(Excuse me while I laugh uncontrollably at the absurdity of using the word "inspired" in that context... Just a minute... Just a minute... OK, I'm fine now.)
And as you might expect, narrative complexities and subtle character nuances are not its strong suits. On the other hand, as I acknowledge in my Variety review, if you show up with sufficiently lowered expectations, you can enjoy the flick as an exuberantly trashy trifle, the sort of nonstop, wire-worked kung-foolishness in which increasingly elaborate set pieces are interrupted only sporadically by something resembling a storyline. Credit director Corey Yuen for staging such show-stopping spectacles as a babe-versus-babe blade battle in a bamboo forest where gravity is just a sometime thing, and an against-all-odds swordfight on an outdoor stairway that looks like a collaboration between Gene Kelly and Bruce Lee. Another highlight: Two bikini-clad cuties in a slow-mo smack-off on a rain-swept beach, suggesting what might happen if a fight broke out during a location shoot for a Sports Illustrated Swimsuit Issue.
So there you have it: Big swords, cool fights, scorchin' chicks. If it's a hot night, and the theater's air-conditioned, what the hell...
1 comment:
Ahh, inspiration. It is a wonderful thing. Sometimes it is best not to quibble about the source. I was inspired by reviews of DOA, yours among them, to see this movie myself. (I post my comments here: http://oxidianative.blogspot.com/)

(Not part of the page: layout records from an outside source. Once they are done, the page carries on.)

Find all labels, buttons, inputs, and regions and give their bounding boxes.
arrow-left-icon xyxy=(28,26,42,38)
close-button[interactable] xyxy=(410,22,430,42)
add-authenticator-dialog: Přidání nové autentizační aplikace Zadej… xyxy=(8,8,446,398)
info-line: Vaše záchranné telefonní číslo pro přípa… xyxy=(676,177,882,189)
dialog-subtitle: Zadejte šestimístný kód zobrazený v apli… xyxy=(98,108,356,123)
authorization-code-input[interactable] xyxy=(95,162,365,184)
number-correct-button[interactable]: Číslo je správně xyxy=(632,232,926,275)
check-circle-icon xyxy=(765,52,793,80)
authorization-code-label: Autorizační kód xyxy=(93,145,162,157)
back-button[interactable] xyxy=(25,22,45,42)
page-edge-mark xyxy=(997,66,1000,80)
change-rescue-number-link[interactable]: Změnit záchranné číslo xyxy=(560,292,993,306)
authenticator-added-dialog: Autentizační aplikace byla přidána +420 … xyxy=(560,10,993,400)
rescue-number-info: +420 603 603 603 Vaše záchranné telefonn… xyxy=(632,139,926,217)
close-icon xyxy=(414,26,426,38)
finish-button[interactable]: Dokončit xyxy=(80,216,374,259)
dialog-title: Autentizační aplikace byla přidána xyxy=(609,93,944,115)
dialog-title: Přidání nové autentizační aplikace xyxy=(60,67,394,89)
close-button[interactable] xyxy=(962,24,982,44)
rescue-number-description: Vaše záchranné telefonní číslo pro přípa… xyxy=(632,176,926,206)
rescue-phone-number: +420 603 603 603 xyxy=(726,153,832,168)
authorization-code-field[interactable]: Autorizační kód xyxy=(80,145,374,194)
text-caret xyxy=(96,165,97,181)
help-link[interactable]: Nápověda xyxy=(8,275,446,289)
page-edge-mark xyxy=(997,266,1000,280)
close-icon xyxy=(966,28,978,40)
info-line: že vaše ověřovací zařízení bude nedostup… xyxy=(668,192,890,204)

While your review is more positive, I myself found the film quite interesting. As a lifelong video gamer, I am quite familiar with the DOA girls, and saw the film as a derivation of the Pygmalion myth, an effort to make mere images into real women, the better to love them. That this effort fails is probably for the best, as to love image is mere solopsism. DOA: Dead or Alive has something to teach us.